7.  Distributions and Loans

  • Large distributions on the income statement relative to plan assets or to a prior or subsequent plan year.
  • Large distributions payable relative to plan assets or to distributions actually paid out during the plan year.
  • Plans may fail to suspend "salary deferrals" of participants receiving hardship distributions from their accounts as required by I.T. Regulation 1.401(k)-1(d)(2)(iv)(b).
  • Plan participants, receiving premature distributions or defaulting on plan loans, fail to report the distributions and/or pay the 10% excise tax on their individual tax returns.
  • Return indicates that the plan terminated a long time ago, but distributions did not take place.
  • If the employer uses automated systems for participants to secure plan loans, in-service distributions, or hardship distributions, significant compliance issues may occur if required documentation or spousal consents are not secured and maintained.
  • Distributions may be understated due to a plan's failure to properly value employer real property or employer securities in a closely held corporation.
  • Distributions codes used on the Forms 1099 may be in error resulting in improper tax treatment of distributions and/or a failure to report the 10% excise tax.

8.  Assets

  • Large percentage of assets classified as other assets on the balance sheet.
  • Large percentage of assets in one single investment.
  • Large amounts of administrative expenses.
  • Significant misclassifications of assets or liabilities.
  • Significant changes in types of investments from one year to the next based on a comparative analysis of three or more plan years.
  • Existence of relatively large liabilities (other than in a leveraged ESOP).
  • Large percentage of assets invested in employer real property or employer securities (other than in an ESOP).

9.  Limits

  • Excess deduction taken as a result of the "accrual" of a pension expense with no corresponding Schedule M-1 adjustment.
  • Plan(s) may exceed IRC section 415 limits when plan participants are participating in more than one plan of the employer and the employer is making annual additions to all plans.
  • Employees may also exceed the IRC section 402(g) limit when participants are participating in more than one plan that offers elective deferrals.

10.  Miscellaneous

  • Lack of sufficient internal controls to ensure that data provided to third party record keepers/plan administrators is accurate.
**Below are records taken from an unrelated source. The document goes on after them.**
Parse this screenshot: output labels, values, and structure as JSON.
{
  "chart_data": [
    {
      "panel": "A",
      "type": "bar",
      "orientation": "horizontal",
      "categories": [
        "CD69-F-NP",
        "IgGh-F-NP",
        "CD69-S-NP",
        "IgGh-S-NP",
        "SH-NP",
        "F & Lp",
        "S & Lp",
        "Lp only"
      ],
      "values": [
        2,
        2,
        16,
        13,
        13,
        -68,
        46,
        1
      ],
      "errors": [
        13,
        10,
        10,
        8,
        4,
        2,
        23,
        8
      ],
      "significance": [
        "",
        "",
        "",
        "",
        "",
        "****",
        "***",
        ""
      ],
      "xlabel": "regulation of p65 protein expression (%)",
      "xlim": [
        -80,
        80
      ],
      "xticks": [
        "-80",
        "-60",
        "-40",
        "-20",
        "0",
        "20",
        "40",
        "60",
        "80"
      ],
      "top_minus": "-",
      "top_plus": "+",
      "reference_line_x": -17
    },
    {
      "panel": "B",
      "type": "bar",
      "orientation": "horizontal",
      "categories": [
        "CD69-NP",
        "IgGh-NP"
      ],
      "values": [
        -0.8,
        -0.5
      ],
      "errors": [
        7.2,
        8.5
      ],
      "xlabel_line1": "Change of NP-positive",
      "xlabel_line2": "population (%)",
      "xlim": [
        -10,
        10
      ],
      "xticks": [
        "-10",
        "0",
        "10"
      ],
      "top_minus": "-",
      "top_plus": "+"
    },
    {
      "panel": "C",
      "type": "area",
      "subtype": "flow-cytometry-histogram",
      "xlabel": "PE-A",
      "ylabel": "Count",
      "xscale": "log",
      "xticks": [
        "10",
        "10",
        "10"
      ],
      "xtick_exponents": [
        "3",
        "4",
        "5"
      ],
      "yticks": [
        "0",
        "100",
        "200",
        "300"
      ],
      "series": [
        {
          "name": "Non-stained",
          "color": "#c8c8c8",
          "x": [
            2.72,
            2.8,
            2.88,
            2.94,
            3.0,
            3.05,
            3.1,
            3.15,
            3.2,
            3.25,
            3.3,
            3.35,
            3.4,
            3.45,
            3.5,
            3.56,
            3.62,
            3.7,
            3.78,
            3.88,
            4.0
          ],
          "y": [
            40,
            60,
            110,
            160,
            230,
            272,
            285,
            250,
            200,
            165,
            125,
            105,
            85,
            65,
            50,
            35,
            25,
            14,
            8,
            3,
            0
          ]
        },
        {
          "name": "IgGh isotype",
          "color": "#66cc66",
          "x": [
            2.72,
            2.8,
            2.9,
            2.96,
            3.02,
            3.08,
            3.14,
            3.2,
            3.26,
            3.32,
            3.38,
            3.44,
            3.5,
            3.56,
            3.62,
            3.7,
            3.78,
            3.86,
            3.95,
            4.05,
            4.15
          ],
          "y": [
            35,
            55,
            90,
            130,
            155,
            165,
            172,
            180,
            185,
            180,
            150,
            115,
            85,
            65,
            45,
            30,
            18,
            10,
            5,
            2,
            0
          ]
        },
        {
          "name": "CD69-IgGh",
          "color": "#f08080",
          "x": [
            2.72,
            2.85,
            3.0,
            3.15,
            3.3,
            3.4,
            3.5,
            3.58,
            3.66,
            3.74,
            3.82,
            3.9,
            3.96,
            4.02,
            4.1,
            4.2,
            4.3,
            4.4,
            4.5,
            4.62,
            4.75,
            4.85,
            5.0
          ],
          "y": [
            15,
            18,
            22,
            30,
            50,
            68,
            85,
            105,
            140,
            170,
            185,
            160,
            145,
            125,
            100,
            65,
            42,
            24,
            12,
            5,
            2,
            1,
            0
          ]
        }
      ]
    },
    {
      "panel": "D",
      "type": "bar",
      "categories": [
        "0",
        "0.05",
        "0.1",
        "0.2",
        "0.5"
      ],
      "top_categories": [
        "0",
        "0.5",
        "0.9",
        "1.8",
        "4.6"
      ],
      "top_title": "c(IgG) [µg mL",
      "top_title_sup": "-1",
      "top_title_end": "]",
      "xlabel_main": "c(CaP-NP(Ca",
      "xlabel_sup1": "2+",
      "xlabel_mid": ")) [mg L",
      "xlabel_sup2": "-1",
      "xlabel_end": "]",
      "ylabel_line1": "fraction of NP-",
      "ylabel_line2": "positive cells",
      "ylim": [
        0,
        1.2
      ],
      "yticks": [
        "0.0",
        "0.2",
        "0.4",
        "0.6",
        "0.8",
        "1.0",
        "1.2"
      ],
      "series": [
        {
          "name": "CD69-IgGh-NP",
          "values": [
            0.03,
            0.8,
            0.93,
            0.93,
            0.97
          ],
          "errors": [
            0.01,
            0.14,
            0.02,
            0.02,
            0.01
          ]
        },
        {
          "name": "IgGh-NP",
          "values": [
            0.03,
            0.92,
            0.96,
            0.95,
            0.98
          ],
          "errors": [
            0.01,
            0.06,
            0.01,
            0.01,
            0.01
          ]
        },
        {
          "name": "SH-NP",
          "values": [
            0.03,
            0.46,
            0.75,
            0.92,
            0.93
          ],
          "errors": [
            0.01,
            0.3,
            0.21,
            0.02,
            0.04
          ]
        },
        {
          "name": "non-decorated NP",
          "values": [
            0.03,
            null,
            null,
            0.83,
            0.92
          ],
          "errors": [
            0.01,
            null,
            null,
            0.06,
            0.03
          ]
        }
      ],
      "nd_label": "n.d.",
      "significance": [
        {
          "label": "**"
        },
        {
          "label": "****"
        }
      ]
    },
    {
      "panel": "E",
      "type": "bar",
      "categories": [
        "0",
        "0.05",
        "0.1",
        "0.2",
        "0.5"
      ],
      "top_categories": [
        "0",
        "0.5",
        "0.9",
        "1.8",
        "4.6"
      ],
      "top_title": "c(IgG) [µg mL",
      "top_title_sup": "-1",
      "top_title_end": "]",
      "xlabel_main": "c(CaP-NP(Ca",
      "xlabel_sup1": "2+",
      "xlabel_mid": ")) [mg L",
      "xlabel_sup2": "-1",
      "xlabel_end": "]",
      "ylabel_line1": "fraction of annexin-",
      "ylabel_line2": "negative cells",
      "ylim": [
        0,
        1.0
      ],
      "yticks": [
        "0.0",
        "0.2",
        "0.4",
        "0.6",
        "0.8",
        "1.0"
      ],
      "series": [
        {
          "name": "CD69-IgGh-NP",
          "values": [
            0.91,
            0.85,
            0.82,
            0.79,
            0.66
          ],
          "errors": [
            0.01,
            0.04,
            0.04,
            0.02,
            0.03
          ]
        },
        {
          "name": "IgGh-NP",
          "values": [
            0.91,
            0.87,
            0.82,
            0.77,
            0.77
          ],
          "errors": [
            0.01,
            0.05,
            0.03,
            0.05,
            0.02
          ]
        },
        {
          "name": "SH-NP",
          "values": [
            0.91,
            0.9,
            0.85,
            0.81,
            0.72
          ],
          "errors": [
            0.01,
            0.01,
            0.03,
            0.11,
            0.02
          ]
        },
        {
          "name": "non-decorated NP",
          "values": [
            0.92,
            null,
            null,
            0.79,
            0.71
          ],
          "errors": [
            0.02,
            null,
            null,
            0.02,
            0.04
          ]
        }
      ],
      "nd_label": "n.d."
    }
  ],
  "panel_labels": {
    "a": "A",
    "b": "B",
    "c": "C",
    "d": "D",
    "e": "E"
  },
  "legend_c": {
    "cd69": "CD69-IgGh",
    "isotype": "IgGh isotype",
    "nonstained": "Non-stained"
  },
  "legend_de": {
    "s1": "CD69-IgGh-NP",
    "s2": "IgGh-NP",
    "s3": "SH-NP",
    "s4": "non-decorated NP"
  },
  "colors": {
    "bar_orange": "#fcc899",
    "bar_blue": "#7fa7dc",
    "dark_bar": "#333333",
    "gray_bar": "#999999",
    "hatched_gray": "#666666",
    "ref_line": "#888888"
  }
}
Often the audit reveals that reports and testing prepared by third parties have inacccurate data, such as dates of hire or termination, ages of employees, amount of compensation, etc. Thus the plan administrator is improperly calculating such things as vesting or employer matching allocations.
  • Large corporations with decentralized payroll systems may have problems administering the plan if there are no internal controls to ensure plan provisions are properly applied. For example, if each subsidiary determines eligibility for plan participation, who is an HCE, or what constitutes "plan compensation", significant compliance issues may occur in coverage and allocations.
  • Plan data used to prepare the 5500 returns does not always match the actual records (such as payroll data). In addition, the Taxpayer's Employee Master File has been found to be incomplete (for example, participants who are being reflected on the section 401(a) plan records do not have hire dates shown on the Employee Master File).